Laparoscopic donor nephrectomy has become the standard of care due to multiple benefits. Transperitoneal laparoscopic (TLDN) approach is currently being widely adopted in most transplant centres. However, a systematic review has shown that an alternative retroperitoneoscopic (RLDN) approach is associated with fewer complications due to the anatomical advantage by avoidance of manipulation of the intraperitoneal organs. There was limited data available in assessing the learning curve for transition to RLDN. The aims of this study were to compare the outcomes of RLDN and TLDN by a case control study. The learning curve for transition from TLDN to RLDN was analyzed.

Materials and Methods

From Dec 2012, the authors have changed the surgical technique for live donor nephrectomy from TLDN to RLDN after a mentorship. Sixty two cases of live donor nephrectomy have been performed by RLDN up to Oct 2017. For an efficient analysis, another 60 cases of live donor nephrectomy by TLDN were included retrospectively in this study. Data on patient demographics, peri-operative parameters, analgesia consumption, pain scores and kidney graft function were collected and analyzed.
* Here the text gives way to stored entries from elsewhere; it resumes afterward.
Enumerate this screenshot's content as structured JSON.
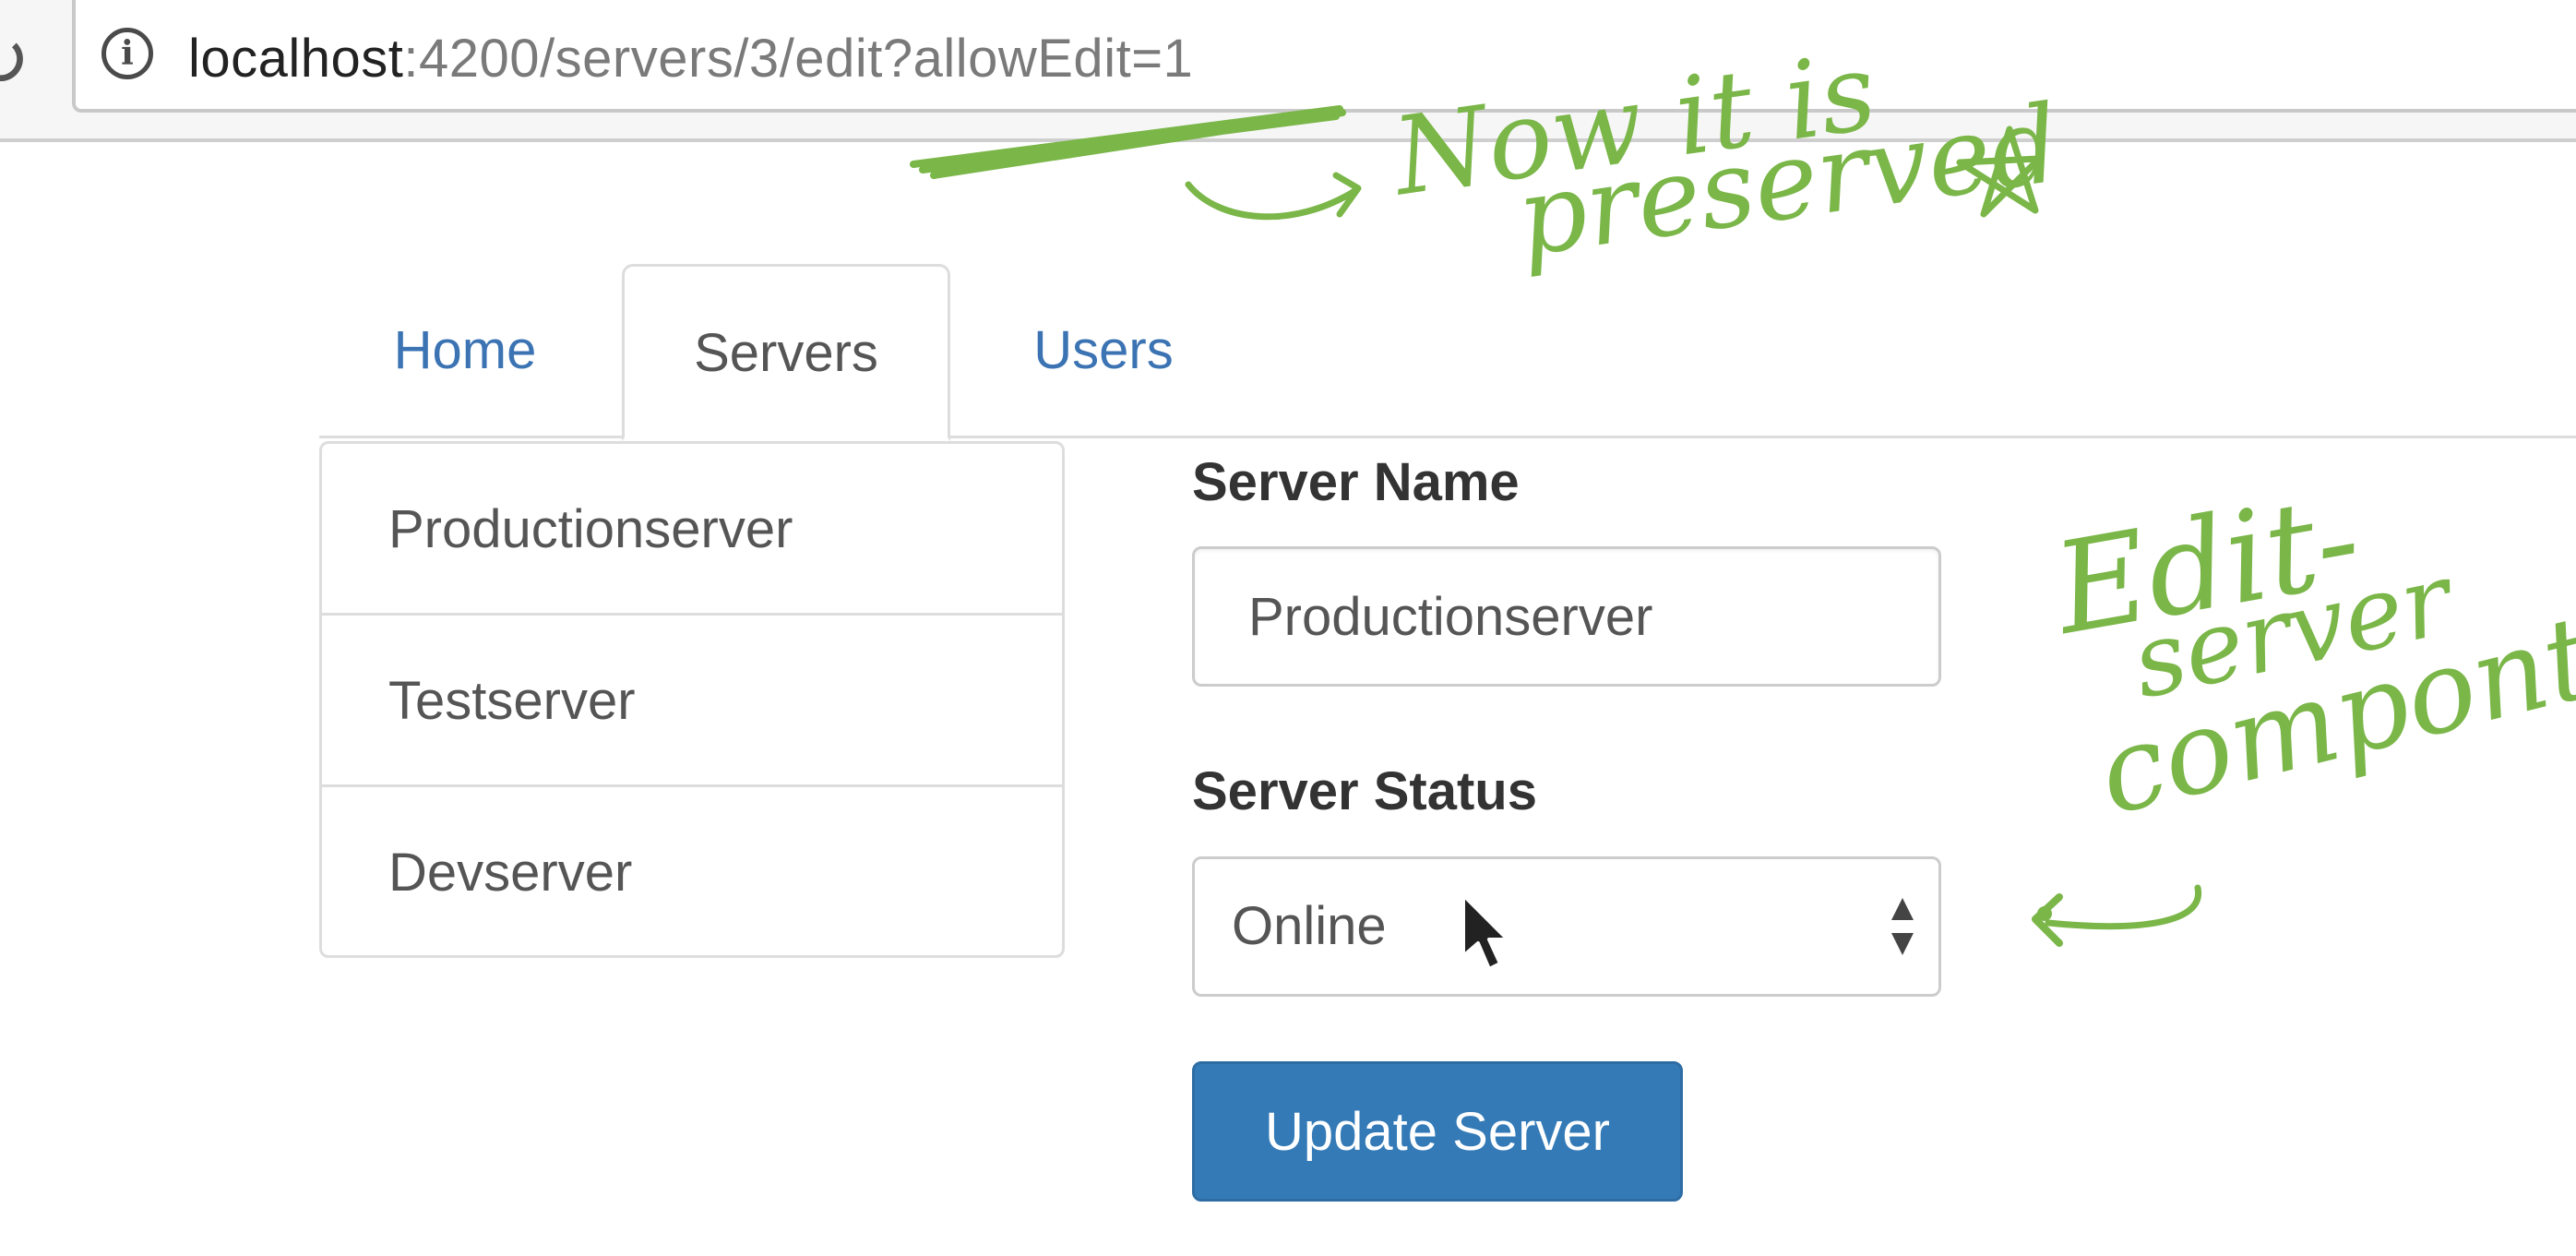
{
  "browser": {
    "url_host": "localhost",
    "url_rest": ":4200/servers/3/edit?allowEdit=1",
    "reload_icon": "reload-icon",
    "info_icon": "info-icon"
  },
  "nav": {
    "tabs": [
      {
        "label": "Home",
        "active": false
      },
      {
        "label": "Servers",
        "active": true
      },
      {
        "label": "Users",
        "active": false
      }
    ]
  },
  "servers": {
    "items": [
      {
        "label": "Productionserver"
      },
      {
        "label": "Testserver"
      },
      {
        "label": "Devserver"
      }
    ]
  },
  "edit_form": {
    "name_label": "Server Name",
    "name_value": "Productionserver",
    "status_label": "Server Status",
    "status_value": "Online",
    "submit_label": "Update Server"
  },
  "annotations": {
    "note_top_line1": "Now it is",
    "note_top_line2": "preserved",
    "note_right_line1": "Edit-",
    "note_right_line2": "server",
    "note_right_line3": "compont",
    "color": "#7ab648"
  },
  "colors": {
    "link": "#3b73b3",
    "primary_button": "#337ab7",
    "annotation": "#7ab648"
  }
}
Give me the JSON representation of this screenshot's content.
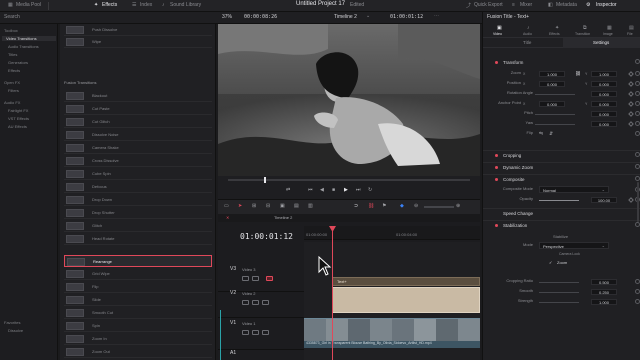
{
  "topbar": {
    "media_pool": "Media Pool",
    "effects": "Effects",
    "index": "Index",
    "sound_library": "Sound Library",
    "project_title": "Untitled Project 17",
    "edited": "Edited",
    "quick_export": "Quick Export",
    "mixer": "Mixer",
    "metadata": "Metadata",
    "inspector": "Inspector"
  },
  "viewer_bar": {
    "zoom": "37%",
    "source_tc": "00:00:08:26",
    "timeline_name": "Timeline 2",
    "record_tc": "01:00:01:12",
    "clip_name": "Fusion Title - Text+"
  },
  "left_panel": {
    "search_label": "Search",
    "items": [
      "Toolbox",
      "Video Transitions",
      "Audio Transitions",
      "Titles",
      "Generators",
      "Effects",
      "Open FX",
      "Filters",
      "Audio FX",
      "Fairlight FX",
      "VST Effects",
      "AU Effects",
      "Favorites",
      "Dissolve"
    ]
  },
  "effects_list": {
    "section_header": "Fusion Transitions",
    "items": [
      "Push Dissolve",
      "Wipe",
      "",
      "Fusion Transitions",
      "Blackout",
      "Cut Paste",
      "Cut Glitch",
      "Dissolve Noise",
      "Camera Shake",
      "Cross Dissolve",
      "Cube Spin",
      "Defocus",
      "Drop Down",
      "Drop Shutter",
      "Glitch",
      "Head Rotate",
      "Rearrange",
      "Grid Wipe",
      "Flip",
      "Slide",
      "Smooth Cut",
      "Spin",
      "Zoom In",
      "Zoom Out"
    ],
    "selected": "Rearrange"
  },
  "timeline": {
    "tab_label": "Timeline 2",
    "timecode": "01:00:01:12",
    "ruler_marks": [
      "01:00:00:00",
      "01:00:04:00"
    ],
    "tracks": [
      {
        "id": "V3",
        "name": "Video 3"
      },
      {
        "id": "V2",
        "name": "Video 2"
      },
      {
        "id": "V1",
        "name": "Video 1"
      },
      {
        "id": "A1",
        "name": "Audio 1"
      }
    ],
    "clips": {
      "v3_title": "Text+",
      "v1_filename": "4335873_Girl in Transparent Blouse Bathing_By_Olivia_Sidoevo_Artlist_HD.mp4"
    }
  },
  "inspector": {
    "tabs": [
      "Video",
      "Audio",
      "Effects",
      "Transition",
      "Image",
      "File"
    ],
    "subtabs": [
      "Title",
      "Settings"
    ],
    "transform": {
      "label": "Transform",
      "zoom": {
        "label": "Zoom",
        "x": "1.000",
        "y": "1.000"
      },
      "position": {
        "label": "Position",
        "x": "0.000",
        "y": "0.000"
      },
      "rotation_angle": {
        "label": "Rotation Angle",
        "value": "0.000"
      },
      "anchor_point": {
        "label": "Anchor Point",
        "x": "0.000",
        "y": "0.000"
      },
      "pitch": {
        "label": "Pitch",
        "value": "0.000"
      },
      "yaw": {
        "label": "Yaw",
        "value": "0.000"
      },
      "flip": {
        "label": "Flip"
      }
    },
    "sections": [
      "Cropping",
      "Dynamic Zoom",
      "Composite",
      "Speed Change",
      "Stabilization"
    ],
    "composite": {
      "mode_label": "Composite Mode",
      "mode_value": "Normal",
      "opacity_label": "Opacity",
      "opacity_value": "100.00"
    },
    "stabilization": {
      "stabilize_label": "Stabilize",
      "mode_label": "Mode",
      "mode_value": "Perspective",
      "camera_lock_label": "Camera Lock",
      "zoom_label": "Zoom",
      "cropping_ratio_label": "Cropping Ratio",
      "cropping_ratio_value": "0.500",
      "smooth_label": "Smooth",
      "smooth_value": "0.250",
      "strength_label": "Strength",
      "strength_value": "1.000"
    }
  },
  "colors": {
    "accent": "#e0485a",
    "selection": "#e0485a",
    "title_clip": "#c9baa4",
    "video_clip": "#5d7a8a",
    "playhead": "#e0485a"
  }
}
Statistical analyses were performed with a student’s t-test or Mann-Whitney test. A CUSUM analysis was also performed to explore the learning curve by setting the mean operative goal time of TLDN as a target.

Results

All these 122 donor nephrectomies were successful with no conversion to open surgery. There was no blood transfusion, readmission or mortality. There were no post-operative complications which were graded over Clavien II. The kidney graft function was comparable in both groups. The follow-up period ranged from 2 to 86 months. The CUSUM analysis demonstrated that approximately 30 cases are required for the surgeon to be proficient in the transition from TLDN to RLDN.

Conclusion

RLDN is a safe approach with comparable results to TLDN. It has an anatomical advantage as it avoids manipulating the intraperitoneal organs and retains a virgin abdomen and hence translates to a lower peri-operative complication risk. The learning curve of transitioning from TLDN to RLDN of about 30 cases is acceptable.